In Sardegna continuano senza sosta gli abbattimenti di suini incustoditi, di cui si ignora chi sia il proprietario e che vagano nei pascoli senza controllo sanitario.

Il perché di questi abbattimenti trova spiegazione nella lotta senza quartiere che in Sardegna si sta combattendo contro la peste suina africana, il cui virus trova rifugio negli animali "rinselvatichiti", che si aggirano nelle campagne.

Una misura che ha trovato molti ostacoli e suscitato molte polemiche, ma indispensabile per dare una svolta ai piani di eradicazione che in 40 anni non hanno portato a nessun risultato.


Calano i focolai

La situazione epidemiologica della peste suina africana in Sardegna, grazie anche a questi interventi, sta dando buoni risultati e il numero di focolai è passato dai 223 del triennio 2012-2014, ai soli 56 di quello successivo, dal 2015 al 2017.

Forte di questi numeri il presidente della Regione Sardegna, Francesco Pigliaru, ha incontrato il commissario europeo alla Salute, Vytenis Andriukaitis, per invitare le autorità sanitarie della Ue a visitare la Sardegna per prendere atto del nuovo corso dei programmi di eradicazione.

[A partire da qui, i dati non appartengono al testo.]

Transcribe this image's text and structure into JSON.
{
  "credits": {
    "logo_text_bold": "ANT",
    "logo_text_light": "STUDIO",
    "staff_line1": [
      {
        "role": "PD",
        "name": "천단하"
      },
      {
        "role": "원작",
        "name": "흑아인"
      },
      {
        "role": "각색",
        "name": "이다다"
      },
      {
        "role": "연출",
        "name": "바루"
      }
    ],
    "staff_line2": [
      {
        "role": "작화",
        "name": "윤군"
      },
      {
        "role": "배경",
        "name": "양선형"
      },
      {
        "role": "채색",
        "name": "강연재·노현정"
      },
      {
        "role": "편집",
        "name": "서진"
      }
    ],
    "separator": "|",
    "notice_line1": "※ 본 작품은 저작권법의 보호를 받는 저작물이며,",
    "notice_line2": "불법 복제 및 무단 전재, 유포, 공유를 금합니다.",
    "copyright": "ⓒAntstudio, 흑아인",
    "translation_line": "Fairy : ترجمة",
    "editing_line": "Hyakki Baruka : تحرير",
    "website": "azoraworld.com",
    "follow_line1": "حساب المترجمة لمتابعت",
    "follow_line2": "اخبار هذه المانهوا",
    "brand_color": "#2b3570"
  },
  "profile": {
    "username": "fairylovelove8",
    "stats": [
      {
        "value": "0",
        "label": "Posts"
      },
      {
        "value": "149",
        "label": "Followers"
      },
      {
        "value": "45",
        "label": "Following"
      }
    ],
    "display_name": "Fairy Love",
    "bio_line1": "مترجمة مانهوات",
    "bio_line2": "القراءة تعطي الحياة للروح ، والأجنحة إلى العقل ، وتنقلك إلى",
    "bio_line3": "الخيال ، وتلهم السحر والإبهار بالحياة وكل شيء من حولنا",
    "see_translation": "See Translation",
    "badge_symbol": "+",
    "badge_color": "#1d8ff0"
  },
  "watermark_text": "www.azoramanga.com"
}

Un passaggio decisivo per aprire le produzioni suinicole della Sardegna ai mercati esteri.

 

Tenere alta la guardia

Se le cose vanno meglio in Sardegna, nel resto d'Italia non si può abbassare la guardia nei confronti di questa patologia infettiva (descritta in modo approfondito su AgroNotizie) che dalla Georgia si è diffusa in alcuni paesi dell'Europa orientale per giungere sino in Ungheria.

Una "minaccia da Est" che va tenuta sotto controllo con una sorveglianza passiva da parte degli allevatori, con una puntuale verifica dei mezzi in entrata in allevamento e degli animali di nuova introduzione.

Il tutto accompagnato da severe norme di igiene e disinfezione di locali e strumenti per l'allevamento.

 

I suggerimenti degli esperti

E' questo il suggerimento che viene dagli esperti riuniti in questi giorni nei pressi di Mantova, nella sede della Associazione mantovana allevatori (Ama), per affrontare il tema della biosicurezza nella prevenzione della peste suina africana.

L'incontro, organizzato dal Gruppo veterinario suinicolo mantovano (Gvs) in collaborazione con la stessa Ama, ha visto la partecipazione di Silvia Bellini, responsabile del Centro di sorveglianza epidemiologica dell'Istituto zooprofilattico della Lombardia e dell'Emilia Romagna (Izsler) di Brescia, che figura fra gli esperti della Commissione europea.

"Il genotipo 2 della peste suina africana (diverso dal genotipo 1 diffuso in Sardegna) - ha precisato Bellini - è partito nel 2007 dalla Georgia e in pochi anni si è spostato in Armenia, Russia, Azerbaijan (2008), Bielorussia (2013), Lituania, Estonia, Lettonia (2014), Moldavia (2016), Romania e Polonia (2017), fino all'Ungheria (2018).

Ricordiamo che il 30% della produzione suinicola europea è concentrata nei paesi del nord Europa
".


Le 'misure' della biosicurezza

Un ruolo chiave per frenare l'avanzare del virus della peste suina africana è nella adozione dei principi di biosicurezza.

"In Italia il ministero della Salute ha predisposto un sistema integrato di valutazione della biosicurezza a valenza nazionale ed internazionale", ha specificato Giovanni Loris Alborali, dell'Izsler.

"I nostri allevamenti - ha ricordato Alborali - hanno un livello di biosicurezza interna in linea con gli altri paesi europei, ma scarso se riferito alla biosicurezza esterna. I nostri principali fattori di rischio sono infatti individuabili nei trasporti, nel numero di visite in azienda effettuate dai trasportatori, nella tipologia di disinfezione dei mezzi. In tutto questo gli animali vivi rappresentano il principale fattore di rischio".


Il ruolo degli allevatori

"I primi controllori - ha concluso Alborali - devono essere gli allevatori, a cui spetta verificare il grado di pulizia dei mezzi che entrano in allevamento e il sistema con cui vengono disinfettati. E devono rammentare che la biosicurezza costa molto poco".

Motivo in più per attuare ogni accorgimento atto a evitare che la peste suina africana possa entrare in allevamento, compromettendo non solo la propria azienda, ma un intero sistema agroalimentare che ruota attorno alle carni suine, materia prima di insaccati e salumi che figurano fra i vanti del made in Italy.